To be awarded the Global War on Terrorism Service Medal, a military service member must perform duty in a designated anti-terrorism operation for a period of either 30 consecutive or 60 non-consecutive days of duty. For those who were engaged in combat, killed, or wounded in the line of duty the time requirement is waived.

The initial authorized operation for the Global War on Terrorism Service Medal was the so called "Airport Security Operation" which occurred between September 27, 2001 and May 31, 2002. Additional operations, for which the Global War on Terrorism Service Medal is authorized, include the active military campaigns of Operation Enduring Freedom, Operation Noble Eagle, and Operation Iraqi Freedom. Future operations are at the discretion of United States component commanders upon approval from the United States Department of Defense.

Support Duty

In 2004, Defense Department and military service branches began publishing directives, messages, and orders, that specified that the Global War on Terrorism Service Medal would be awarded not only for direct participation in specific operations, for also to any personnel who performed support duty of an anti-terrorism operation but do not directly participate.

The phrase "support" was further defined as any administrative, logistics, planning, operational, technical, or readiness activity which provides support to an operation of the Global War on Terrorism. As a result of this blanket term, the Global War on Terrorism Service Medal became an eligible award for most personnel of the United States armed forces who performed service after September 11, 2001. As of 2007, it was standard practice to present the medal to any personnel who had served more than thirty days of duty and the GWOTSM effectively became an "automatic decoration" awarded to anyone serving in the military.

Between 2006 and 2007, regulations also clarified the award of the Global War on Terrorism Service Medal to reservists, specifically that such reservists would receive the medal after performing three months of reserve duty in good standing which implied attendance at weekend drills and participation in a two week annual training period. Inactive reservists (IRR) are ineligible for the decoration.

With the orders granting the GWOTSM for "support duty", the medal has essentially become almost the same type of award as the National Defense Service Medal and graduates of training schools, ROTC, and service academies are typically presented both awards at the same time. The primary difference between the NDSM and the GWOTSM is that the NDSM is automatic as soon as a person joins the military whereas the GWOTSM may only be presented after thirty days of duty (or three months in the case of the reserves). The regulations for reservists are also not as well defined for the GWOTSM as they are for the NDSM, since the presentation of the NDSM to reservists has codified and clarified as far back as the Gulf War.

Global War on Terrorism Expeditionary Medal

A similar decoration, known as the Global War on Terrorism Expeditionary Medal, also was created under the same Presidential Order that authorized the GWOT Service Medal. The primary difference between the two awards is that the service medal is intended for those who performed duty within the United States while the expeditionary medal recognizes those who were deployed to foreign countries.
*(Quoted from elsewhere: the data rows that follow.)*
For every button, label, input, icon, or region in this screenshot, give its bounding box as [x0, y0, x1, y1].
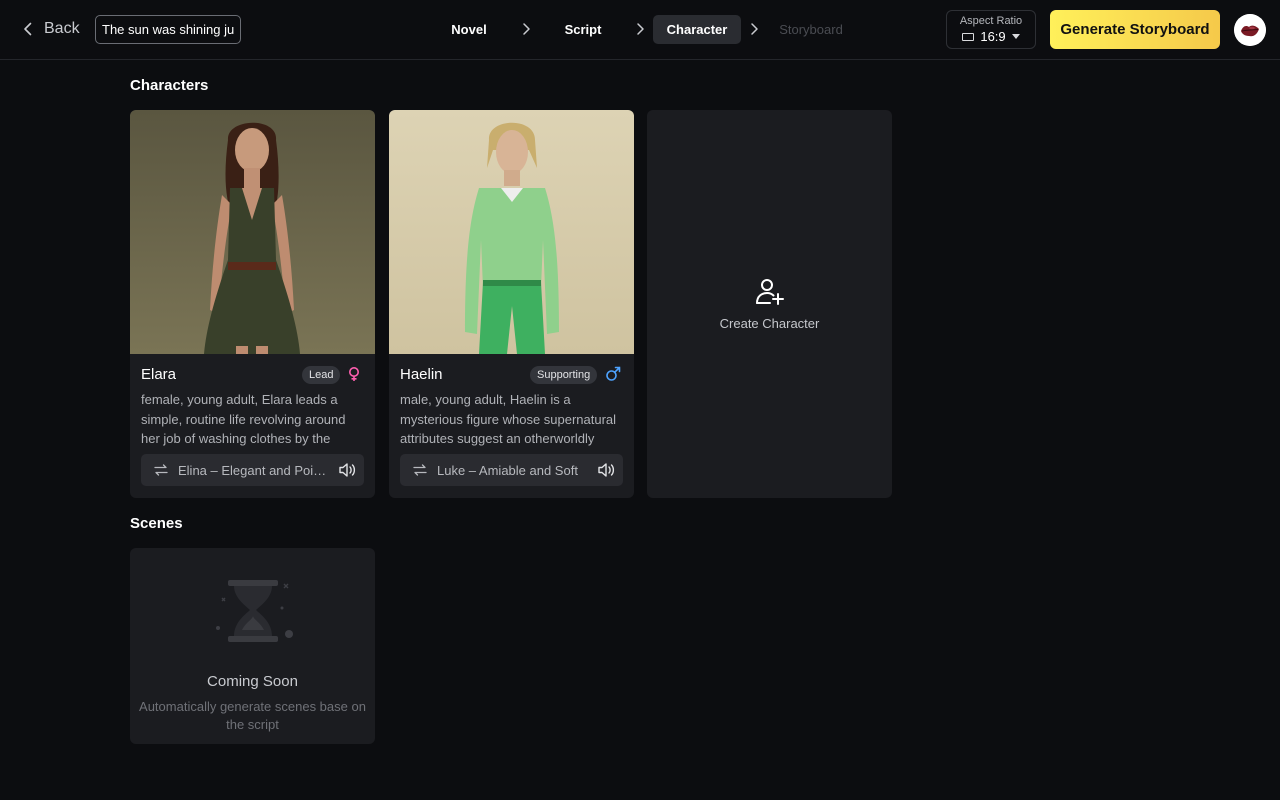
- back-button[interactable]: Back: [20, 14, 80, 44]
- scenes-placeholder-card: Coming Soon Automatically generate scene…: [130, 548, 375, 744]
- add-user-icon: [756, 279, 784, 305]
- character-portrait: [389, 110, 634, 354]
- step-script[interactable]: Script: [553, 15, 613, 44]
- hourglass-icon: [216, 580, 293, 642]
- character-portrait: [130, 110, 375, 354]
- voice-selector[interactable]: Luke – Amiable and Soft: [400, 454, 623, 486]
- voice-selector[interactable]: Elina – Elegant and Poised: [141, 454, 364, 486]
- chevron-left-icon: [24, 22, 32, 36]
- role-badge: Supporting: [530, 366, 598, 384]
- step-character[interactable]: Character: [653, 15, 741, 44]
- generate-storyboard-button[interactable]: Generate Storyboard: [1050, 10, 1220, 49]
- speaker-icon[interactable]: [597, 462, 615, 478]
- characters-heading: Characters: [130, 77, 209, 94]
- create-character-card[interactable]: Create Character: [647, 110, 892, 498]
- step-storyboard[interactable]: Storyboard: [770, 15, 852, 44]
- swap-icon: [413, 464, 427, 476]
- character-description: female, young adult, Elara leads a simpl…: [141, 392, 346, 446]
- male-icon: [606, 366, 621, 381]
- voice-name: Luke – Amiable and Soft: [437, 462, 578, 478]
- character-card[interactable]: Elara Lead female, young adult, Elara le…: [130, 110, 375, 498]
- chevron-right-icon: [523, 23, 530, 35]
- character-description: male, young adult, Haelin is a mysteriou…: [400, 392, 617, 446]
- swap-icon: [154, 464, 168, 476]
- speaker-icon[interactable]: [338, 462, 356, 478]
- project-title-input[interactable]: [95, 15, 241, 44]
- character-name: Haelin: [400, 366, 443, 383]
- top-bar: Back Novel Script Character Storyboard A…: [0, 0, 1280, 60]
- step-novel[interactable]: Novel: [440, 15, 498, 44]
- chevron-right-icon: [751, 23, 758, 35]
- coming-soon-subtitle: Automatically generate scenes base on th…: [139, 699, 366, 732]
- caret-down-icon: [1011, 34, 1020, 39]
- character-name: Elara: [141, 366, 177, 383]
- ratio-rectangle-icon: [962, 32, 975, 41]
- back-label: Back: [44, 20, 80, 37]
- aspect-ratio-label: Aspect Ratio: [959, 15, 1023, 27]
- coming-soon-title: Coming Soon: [207, 673, 298, 690]
- female-icon: [349, 367, 359, 381]
- aspect-ratio-value: 16:9: [980, 29, 1006, 44]
- lips-avatar-icon: [1234, 14, 1266, 46]
- create-character-label: Create Character: [719, 316, 820, 331]
- character-card[interactable]: Haelin Supporting male, young adult, Hae…: [389, 110, 634, 498]
- role-badge: Lead: [302, 366, 341, 384]
- voice-name: Elina – Elegant and Poised: [178, 462, 328, 478]
- chevron-right-icon: [637, 23, 644, 35]
- aspect-ratio-select[interactable]: Aspect Ratio 16:9: [946, 10, 1036, 49]
- scenes-heading: Scenes: [130, 515, 183, 532]
- user-avatar[interactable]: [1234, 14, 1266, 46]
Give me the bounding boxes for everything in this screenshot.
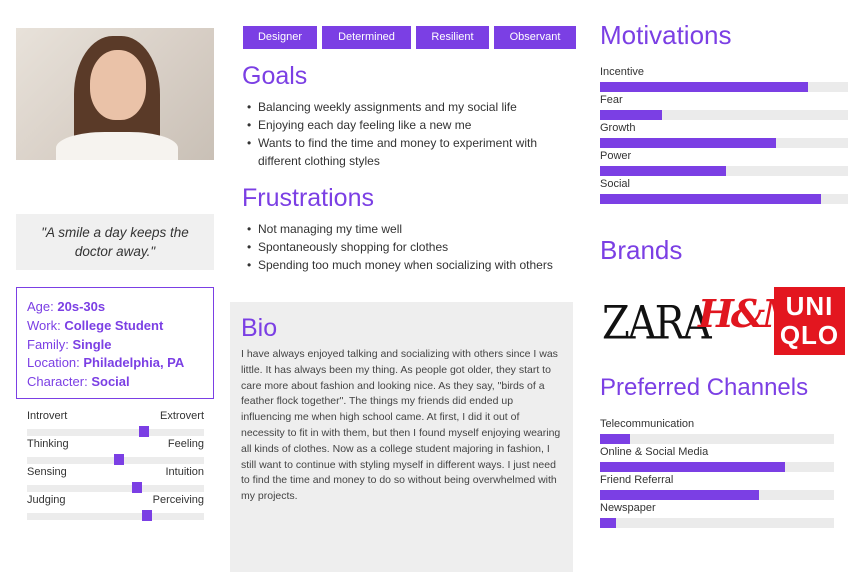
trait-row: Introvert Extrovert (27, 410, 204, 438)
trait-slider-knob (139, 426, 149, 437)
photo-shirt (56, 132, 178, 160)
trait-left-label: Sensing (27, 466, 67, 478)
channel-track (600, 518, 834, 528)
persona-quote: "A smile a day keeps the doctor away." (16, 214, 214, 270)
channels-list: Telecommunication Online & Social Media … (600, 418, 834, 530)
trait-slider-track (27, 513, 204, 520)
channel-label: Telecommunication (600, 418, 695, 430)
motivations-heading: Motivations (600, 20, 732, 50)
motivation-label: Growth (600, 122, 636, 134)
bio-panel: Bio I have always enjoyed talking and so… (230, 302, 573, 572)
bio-heading: Bio (241, 314, 278, 342)
trait-row: Judging Perceiving (27, 494, 204, 522)
motivation-label: Incentive (600, 66, 645, 78)
bio-text: I have always enjoyed talking and social… (241, 348, 561, 503)
goals-heading: Goals (242, 62, 308, 90)
persona-photo (16, 28, 214, 160)
motivation-track (600, 194, 848, 204)
channel-label: Friend Referral (600, 474, 674, 486)
channel-label: Online & Social Media (600, 446, 709, 458)
trait-slider-track (27, 485, 204, 492)
trait-slider-knob (114, 454, 124, 465)
channel-label: Newspaper (600, 502, 656, 514)
uniqlo-logo-top: UNI (785, 291, 834, 321)
motivation-track (600, 138, 848, 148)
goal-item: Enjoying each day feeling like a new me (243, 116, 563, 134)
channel-row: Newspaper (600, 502, 834, 530)
goal-item: Balancing weekly assignments and my soci… (243, 98, 563, 116)
motivation-row: Fear (600, 94, 848, 122)
motivation-fill (600, 110, 662, 120)
info-work: Work: College Student (27, 317, 164, 333)
trait-left-label: Introvert (27, 410, 68, 422)
trait-slider-knob (142, 510, 152, 521)
motivation-row: Social (600, 178, 848, 206)
motivation-fill (600, 166, 727, 176)
trait-slider-knob (132, 482, 142, 493)
channel-fill (600, 518, 617, 528)
channel-fill (600, 434, 631, 444)
motivation-fill (600, 138, 777, 148)
goals-list: Balancing weekly assignments and my soci… (243, 98, 563, 170)
trait-slider-track (27, 429, 204, 436)
frustration-item: Spending too much money when socializing… (243, 256, 563, 274)
motivation-track (600, 110, 848, 120)
info-character: Character: Social (27, 374, 130, 390)
motivation-track (600, 82, 848, 92)
trait-right-label: Feeling (167, 438, 204, 450)
motivation-label: Fear (600, 94, 623, 106)
motivation-row: Incentive (600, 66, 848, 94)
tag-designer: Designer (243, 26, 317, 49)
motivation-track (600, 166, 848, 176)
frustration-item: Spontaneously shopping for clothes (243, 238, 563, 256)
motivation-label: Social (600, 178, 630, 190)
channel-track (600, 434, 834, 444)
channels-heading: Preferred Channels (600, 374, 809, 401)
motivation-row: Growth (600, 122, 848, 150)
persona-tags: Designer Determined Resilient Observant (243, 26, 576, 49)
channel-fill (600, 490, 760, 500)
frustrations-list: Not managing my time well Spontaneously … (243, 220, 563, 274)
persona-info-card: Age: 20s-30s Work: College Student Famil… (16, 287, 214, 399)
frustrations-heading: Frustrations (242, 184, 374, 212)
channel-track (600, 462, 834, 472)
tag-resilient: Resilient (416, 26, 489, 49)
trait-right-label: Intuition (165, 466, 204, 478)
zara-logo: ZARA (602, 297, 712, 350)
tag-observant: Observant (494, 26, 576, 49)
uniqlo-logo-bottom: QLO (779, 320, 840, 350)
info-location: Location: Philadelphia, PA (27, 355, 185, 371)
motivation-label: Power (600, 150, 632, 162)
channel-row: Telecommunication (600, 418, 834, 446)
goal-item: Wants to find the time and money to expe… (243, 134, 563, 170)
channel-row: Friend Referral (600, 474, 834, 502)
trait-row: Thinking Feeling (27, 438, 204, 466)
motivation-row: Power (600, 150, 848, 178)
photo-face (90, 50, 146, 120)
trait-left-label: Thinking (27, 438, 69, 450)
motivation-fill (600, 82, 809, 92)
tag-determined: Determined (322, 26, 411, 49)
uniqlo-logo: UNI QLO (774, 287, 845, 355)
trait-left-label: Judging (27, 494, 66, 506)
brands-heading: Brands (600, 235, 683, 265)
info-family: Family: Single (27, 336, 112, 352)
motivation-fill (600, 194, 821, 204)
info-age: Age: 20s-30s (27, 299, 106, 314)
channel-track (600, 490, 834, 500)
trait-right-label: Extrovert (159, 410, 204, 422)
trait-right-label: Perceiving (152, 494, 204, 506)
frustration-item: Not managing my time well (243, 220, 563, 238)
channel-fill (600, 462, 785, 472)
trait-row: Sensing Intuition (27, 466, 204, 494)
personality-traits: Introvert Extrovert Thinking Feeling Sensi… (27, 410, 204, 522)
motivations-list: Incentive Fear Growth Power Social (600, 66, 848, 206)
channel-row: Online & Social Media (600, 446, 834, 474)
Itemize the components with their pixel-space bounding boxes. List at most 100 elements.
For those participating in multiple operations, both the GWOT Service and GWOT Expeditionary Medal may be authorized, however both medals cannot be bestowed for service in a single operation. In addition, the Global War on Terrorism Expeditionary Medal may not be awarded, in lieu of the service medal, if duty was performed within the United States and not in an overseas deployed status.

Service and battle stars

Only one award of this medal may be authorized for any individual; therefore, no service stars are prescribed.

Although qualifying circumstances would be extremely rare, battle stars may be applicable for personnel who were engaged in actual combat against the enemy involving grave danger of death or serious bodily injury. Only a Combatant Command can initiate a request for a battle star. This request will contain the specific unit(s) or individual(s) engaged in actual combat, the duration for which combat was sustained, and a detailed description of the actions against the enemy.

The Chairman of the Joint Chiefs of Staff is the approving authority for the specific battle stars.